[香港 16日 ロイター] - 中国が先週、金融機関に対する外資の出資規制緩和を発表した。中国による金融セクターの一段の開放を長年夢見てきた関係者の間で、このタイミングを予想していた人は少数だ。ただ早速機会を生かそうという向きはもっと少ないだろう。

理論上は、中国の商業銀行への外資系銀行の出資比率は現行上限の20%から引き上げられる。また投資銀行は、中国側との合弁証券の過半数株を取得できる。

しかし実際には、中国の銀行のガードの堅さや分かりにくい規制体系のために、外資系銀行は規制緩和を非常に慎重な姿勢で活用していくことしかできない、と銀行関係者や法律専門家は話している。

中国は厳格な外資規制のほかにも、外資系銀行の事業活動範囲を何十年にもわたって注意深く管理し、国内銀行を保護してきた。そうした状況が一朝一夕に変わると期待する声も乏しい。

北京を拠点に中国の銀行・証券監督当局と仕事をしているある法律専門家は「出資規制の解除は問題のごく一部にすぎない。より懸念されるのは、外国勢が国内勢と平等な競争ができるのかどうかだ」と指摘した。

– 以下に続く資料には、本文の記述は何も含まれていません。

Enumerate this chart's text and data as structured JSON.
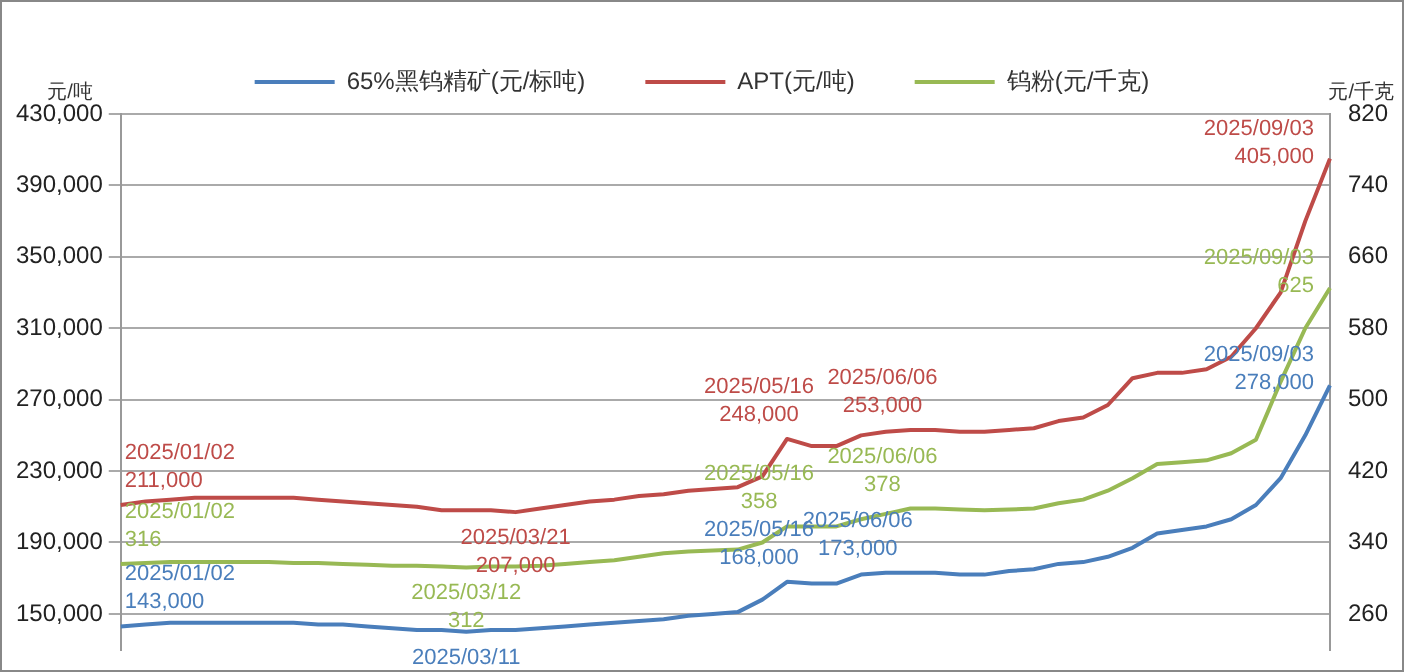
{
  "chart_data": {
    "type": "line",
    "ylabel": "元/吨",
    "y2label": "元/千克",
    "categories": [
      null,
      null,
      null,
      null,
      null,
      null,
      null,
      null,
      null,
      null,
      null,
      null,
      null,
      null,
      null,
      null,
      null,
      null,
      null,
      null,
      null,
      null,
      null,
      null,
      null,
      null,
      null,
      null,
      null,
      null,
      null,
      null,
      null,
      null,
      null,
      null,
      null,
      null,
      null,
      null,
      null,
      null,
      null,
      null,
      null,
      null,
      null,
      null,
      null,
      null
    ],
    "series": [
      {
        "name": "65%黑钨精矿(元/标吨)",
        "color": "#4a7ebb",
        "values": [
          143000,
          144000,
          145000,
          145000,
          145000,
          145000,
          145000,
          145000,
          144000,
          144000,
          143000,
          142000,
          141000,
          141000,
          140000,
          141000,
          141000,
          142000,
          143000,
          144000,
          145000,
          146000,
          147000,
          149000,
          150000,
          151000,
          158000,
          168000,
          167000,
          167000,
          172000,
          173000,
          173000,
          173000,
          172000,
          172000,
          174000,
          175000,
          178000,
          179000,
          182000,
          187000,
          195000,
          197000,
          199000,
          203000,
          211000,
          226000,
          250000,
          278000
        ],
        "value_labels": [
          "2025/01/02\n143,000",
          null,
          null,
          null,
          null,
          null,
          null,
          null,
          null,
          null,
          null,
          null,
          null,
          null,
          "2025/03/11",
          null,
          null,
          null,
          null,
          null,
          null,
          null,
          null,
          null,
          null,
          null,
          null,
          "2025/05/16\n168,000",
          null,
          null,
          null,
          "2025/06/06\n173,000",
          null,
          null,
          null,
          null,
          null,
          null,
          null,
          null,
          null,
          null,
          null,
          null,
          null,
          null,
          null,
          null,
          null,
          "2025/09/03\n278,000"
        ]
      },
      {
        "name": "APT(元/吨)",
        "color": "#be4b48",
        "values": [
          211000,
          213000,
          214000,
          215000,
          215000,
          215000,
          215000,
          215000,
          214000,
          213000,
          212000,
          211000,
          210000,
          208000,
          208000,
          208000,
          207000,
          209000,
          211000,
          213000,
          214000,
          216000,
          217000,
          219000,
          220000,
          221000,
          227000,
          248000,
          244000,
          244000,
          250000,
          252000,
          253000,
          253000,
          252000,
          252000,
          253000,
          254000,
          258000,
          260000,
          267000,
          282000,
          285000,
          285000,
          287000,
          294000,
          310000,
          330000,
          370000,
          405000
        ],
        "value_labels": [
          "2025/01/02\n211,000",
          null,
          null,
          null,
          null,
          null,
          null,
          null,
          null,
          null,
          null,
          null,
          null,
          null,
          null,
          null,
          "2025/03/21\n207,000",
          null,
          null,
          null,
          null,
          null,
          null,
          null,
          null,
          null,
          null,
          "2025/05/16\n248,000",
          null,
          null,
          null,
          null,
          "2025/06/06\n253,000",
          null,
          null,
          null,
          null,
          null,
          null,
          null,
          null,
          null,
          null,
          null,
          null,
          null,
          null,
          null,
          null,
          "2025/09/03\n405,000"
        ]
      },
      {
        "name": "钨粉(元/千克)",
        "color": "#98b954",
        "axis": "y2",
        "values": [
          316,
          317,
          318,
          318,
          318,
          318,
          318,
          317,
          317,
          316,
          315,
          314,
          314,
          313,
          312,
          313,
          313,
          314,
          316,
          318,
          320,
          324,
          328,
          330,
          331,
          332,
          340,
          358,
          358,
          358,
          366,
          372,
          378,
          378,
          377,
          376,
          377,
          378,
          384,
          388,
          398,
          412,
          428,
          430,
          432,
          440,
          455,
          520,
          580,
          625
        ],
        "value_labels": [
          "2025/01/02\n316",
          null,
          null,
          null,
          null,
          null,
          null,
          null,
          null,
          null,
          null,
          null,
          null,
          null,
          "2025/03/12\n312",
          null,
          null,
          null,
          null,
          null,
          null,
          null,
          null,
          null,
          null,
          null,
          null,
          "2025/05/16\n358",
          null,
          null,
          null,
          null,
          "2025/06/06\n378",
          null,
          null,
          null,
          null,
          null,
          null,
          null,
          null,
          null,
          null,
          null,
          null,
          null,
          null,
          null,
          null,
          "2025/09/03\n625"
        ]
      }
    ],
    "ylim": [
      130000,
      430000
    ],
    "yticks": [
      {
        "value": 150000,
        "label": "150,000"
      },
      {
        "value": 190000,
        "label": "190,000"
      },
      {
        "value": 230000,
        "label": "230,000"
      },
      {
        "value": 270000,
        "label": "270,000"
      },
      {
        "value": 310000,
        "label": "310,000"
      },
      {
        "value": 350000,
        "label": "350,000"
      },
      {
        "value": 390000,
        "label": "390,000"
      },
      {
        "value": 430000,
        "label": "430,000"
      }
    ],
    "y2lim": [
      220,
      820
    ],
    "y2ticks": [
      260,
      340,
      420,
      500,
      580,
      660,
      740,
      820
    ],
    "grid": "y",
    "legend": "top",
    "tick_labels": "y",
    "marker": "none",
    "line_style": "solid"
  }
}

さらにこの法律専門家は、世界の金融業界では過去数年間で資本配分や法令順守、リスク管理といった分野で経営陣に対する外部の目がずっと厳しくなり、その影響は4、5年前よりもずっと大きくなると話す。

2008年の世界金融危機前に多くの欧米銀行は、中国の銀行に出資したが、国際的な資本規制強化に伴って大半が持ち分の売却を迫られた。この間、中国における事業基盤も期待したほど固まらなかった。

KPMGの銀行部門責任者ポール・マクシェフリー氏は、世界金融危機以降に「ほとんどの外資系銀行は本国市場や海外での重要顧客向けサービスに改めて注目し、一部ではバランスシートの修復を余儀なくされた」と述べた。

国際的な大手行で中国の銀行に対する相当規模の出資を維持している数少ない存在がHSBC<HSBA.L>で、中国交通銀行<601328.SS>の株式19%を保有している。

外資系銀行は、中国の銀行市場が5大国有銀によって支配されているという現実にも直面する。その5大国有銀は不良債権増加などで経営環境が厳しい。ある欧州系銀行のバンカーは、それだけに外資の進出拡大という変化を受け入れさせるのは難しいだろうとの見方を示した。

<合弁証券への期待>

可能性を秘めているのは外資と中国系の合弁証券かもしれない、と業界筋はみている。

外資系銀行の合弁証券への出資比率上限は49%から51%に高まり、3年以内に上限自体が撤廃される見通しだ。

昨年の利益額で見ると、最大手はシティグループ<C.N>が手掛けている合弁証券。クレディ・スイス<CSGN.S>やUBS<UBSG.S>も合弁に関わっている。

これまで外資側は経営権を握れず、他の規制面での制約もあって合弁で提供できるサービスが限られ、国内勢との競争も思うに任せなかった。外資系が関与する合弁は、中国の証券会社トップ70(利益ベース)には1つも入っていない。

一方、今後外資が経営権を持てば、事業運営の主導権を確保し国際的なネットワークと中国事業をうまくかみ合わせることができる。企業統治を強化し、「風評リスク」も抑えられる。

それでも厳しい顧客確認プログラムの実行要求や地元とのつながりの薄さからすると、こうした合弁証券が中国の国泰君安証券や中信証券といったライバルからシェアを奪えるようになるのはまだ何年も先になる、と複数のバンカーは口をそろえる。

フィッチ・レーティングスのアナリストは14日のリポートで「特に売買仲介と引き受けの分野では手数料競争も激しい。売買仲介手数料率は3ベーシスポイント(bp)弱にまで下がっている」と分析。機関投資家の案件を獲得するにはビジネス上の付き合いが重要になるが、外資勢にはそれがハードルになる恐れがあると付け加えた。